Wind River is a big-scale Western-influenced thriller set on a Native American reservation in remote, mountainous Wyoming. A struggling community, good cops, bad oil guys, and a lone hero with a tragic past and kindness in his heart.

In the edgy low-key thriller, The Scribe, politicians, their backers, and the secret service, collude to manipulate a French general election. A lonely workaholic is entangled in conspiracy and murder.
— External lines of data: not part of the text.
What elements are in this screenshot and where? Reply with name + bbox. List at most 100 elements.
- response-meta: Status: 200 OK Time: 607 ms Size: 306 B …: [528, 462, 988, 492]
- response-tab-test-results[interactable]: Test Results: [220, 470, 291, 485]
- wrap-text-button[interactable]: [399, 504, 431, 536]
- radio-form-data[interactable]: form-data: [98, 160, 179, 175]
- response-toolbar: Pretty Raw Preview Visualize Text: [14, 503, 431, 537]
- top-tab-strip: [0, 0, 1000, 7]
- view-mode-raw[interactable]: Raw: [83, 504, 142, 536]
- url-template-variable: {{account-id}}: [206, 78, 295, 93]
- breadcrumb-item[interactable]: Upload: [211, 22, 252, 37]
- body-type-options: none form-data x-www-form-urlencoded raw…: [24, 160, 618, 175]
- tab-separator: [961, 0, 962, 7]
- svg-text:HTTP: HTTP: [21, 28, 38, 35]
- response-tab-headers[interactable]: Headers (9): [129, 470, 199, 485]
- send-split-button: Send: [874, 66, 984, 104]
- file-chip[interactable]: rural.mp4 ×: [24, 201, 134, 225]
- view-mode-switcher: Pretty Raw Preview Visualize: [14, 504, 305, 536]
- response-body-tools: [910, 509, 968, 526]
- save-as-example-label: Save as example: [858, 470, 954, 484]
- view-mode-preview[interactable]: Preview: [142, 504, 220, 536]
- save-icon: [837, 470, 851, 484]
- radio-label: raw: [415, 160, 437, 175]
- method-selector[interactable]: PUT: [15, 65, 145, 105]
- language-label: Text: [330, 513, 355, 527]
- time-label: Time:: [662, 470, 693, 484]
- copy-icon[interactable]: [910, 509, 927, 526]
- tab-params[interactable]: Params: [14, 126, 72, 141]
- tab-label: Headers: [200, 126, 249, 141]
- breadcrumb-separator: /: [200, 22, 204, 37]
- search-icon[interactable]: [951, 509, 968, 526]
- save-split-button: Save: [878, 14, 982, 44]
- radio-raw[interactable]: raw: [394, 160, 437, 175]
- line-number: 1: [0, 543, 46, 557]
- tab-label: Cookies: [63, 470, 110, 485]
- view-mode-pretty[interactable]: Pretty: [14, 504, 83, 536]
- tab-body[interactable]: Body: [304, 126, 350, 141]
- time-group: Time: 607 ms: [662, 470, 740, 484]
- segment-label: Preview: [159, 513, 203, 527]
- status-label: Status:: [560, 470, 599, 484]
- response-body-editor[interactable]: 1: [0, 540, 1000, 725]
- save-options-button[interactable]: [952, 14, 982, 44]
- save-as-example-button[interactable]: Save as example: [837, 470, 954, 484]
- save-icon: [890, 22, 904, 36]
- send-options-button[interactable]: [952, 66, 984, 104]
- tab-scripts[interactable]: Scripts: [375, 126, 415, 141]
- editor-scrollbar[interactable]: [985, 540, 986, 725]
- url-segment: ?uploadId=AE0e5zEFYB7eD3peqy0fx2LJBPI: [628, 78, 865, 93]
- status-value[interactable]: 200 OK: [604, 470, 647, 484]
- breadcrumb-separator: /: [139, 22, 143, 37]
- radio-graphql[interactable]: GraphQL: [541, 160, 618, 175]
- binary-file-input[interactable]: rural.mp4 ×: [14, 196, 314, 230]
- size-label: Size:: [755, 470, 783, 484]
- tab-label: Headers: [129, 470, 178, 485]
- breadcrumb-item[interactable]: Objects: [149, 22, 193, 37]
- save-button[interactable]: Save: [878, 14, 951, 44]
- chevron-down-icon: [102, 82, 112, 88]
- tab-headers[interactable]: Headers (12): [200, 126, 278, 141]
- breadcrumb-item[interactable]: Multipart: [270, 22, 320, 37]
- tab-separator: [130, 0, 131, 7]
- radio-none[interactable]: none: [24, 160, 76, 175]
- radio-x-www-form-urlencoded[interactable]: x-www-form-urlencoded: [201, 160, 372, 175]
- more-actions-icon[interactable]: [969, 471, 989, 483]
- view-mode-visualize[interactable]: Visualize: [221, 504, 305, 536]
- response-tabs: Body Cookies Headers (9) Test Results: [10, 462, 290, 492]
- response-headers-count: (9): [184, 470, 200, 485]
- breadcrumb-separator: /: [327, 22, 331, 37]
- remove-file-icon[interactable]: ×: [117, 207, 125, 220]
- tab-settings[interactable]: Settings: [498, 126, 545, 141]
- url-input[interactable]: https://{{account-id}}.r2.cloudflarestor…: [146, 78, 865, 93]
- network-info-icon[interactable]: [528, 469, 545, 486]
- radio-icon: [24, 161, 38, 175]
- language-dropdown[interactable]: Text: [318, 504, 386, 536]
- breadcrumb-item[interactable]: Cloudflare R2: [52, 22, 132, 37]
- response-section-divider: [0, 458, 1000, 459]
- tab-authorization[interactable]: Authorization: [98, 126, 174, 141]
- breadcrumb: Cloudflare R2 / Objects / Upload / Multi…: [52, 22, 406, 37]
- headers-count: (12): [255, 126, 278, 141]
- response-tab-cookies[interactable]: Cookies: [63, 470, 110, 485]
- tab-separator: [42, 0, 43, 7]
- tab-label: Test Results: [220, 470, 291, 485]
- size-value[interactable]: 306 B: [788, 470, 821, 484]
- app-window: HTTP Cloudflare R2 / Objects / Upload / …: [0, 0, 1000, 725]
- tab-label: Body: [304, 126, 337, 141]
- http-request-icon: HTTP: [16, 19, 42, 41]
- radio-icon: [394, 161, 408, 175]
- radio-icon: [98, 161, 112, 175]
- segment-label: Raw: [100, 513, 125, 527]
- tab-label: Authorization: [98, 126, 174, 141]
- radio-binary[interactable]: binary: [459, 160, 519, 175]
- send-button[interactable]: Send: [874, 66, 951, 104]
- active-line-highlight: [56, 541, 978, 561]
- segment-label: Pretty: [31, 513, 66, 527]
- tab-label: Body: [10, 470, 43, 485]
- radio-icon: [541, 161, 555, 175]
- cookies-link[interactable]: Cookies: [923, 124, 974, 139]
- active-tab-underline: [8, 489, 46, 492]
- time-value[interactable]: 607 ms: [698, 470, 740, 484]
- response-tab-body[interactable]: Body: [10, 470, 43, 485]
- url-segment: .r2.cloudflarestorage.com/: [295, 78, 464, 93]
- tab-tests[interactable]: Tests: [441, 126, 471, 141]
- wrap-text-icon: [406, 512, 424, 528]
To mark 50 years since the partial decriminalization of homosexuality in Britain, the BFI are releasing on dvd and Blu-ray the 1970s film versions of Joe Orton’s Loot and Entertaining Mr Sloane. Both wittily and relentlessly ridicule sexual convention, authority, hypocrisy and snobbery.


BOOKS

Naomi Klein’s new book, No is not enough: defeating the new shock politics (Allen Lane) is a timely and energizing antidote to Donald Trump’s tactics. Klein (author of No Logo, The Shock Doctrine and This Changes Everything) places the abomination of Trump in the bigger (and older) picture of corporate coup and brutish neoliberalism, before going on to articulate a blueprint for counterattack. A key message: there’s plenty of outrage and political activism (against racism, xenophobia, sexism, ecocide) but to be effective we must get out of our ‘silos’ and ‘surprise the hell out of ourselves’ by being united, focused, determined – and reclaim the populist argument. A must-read.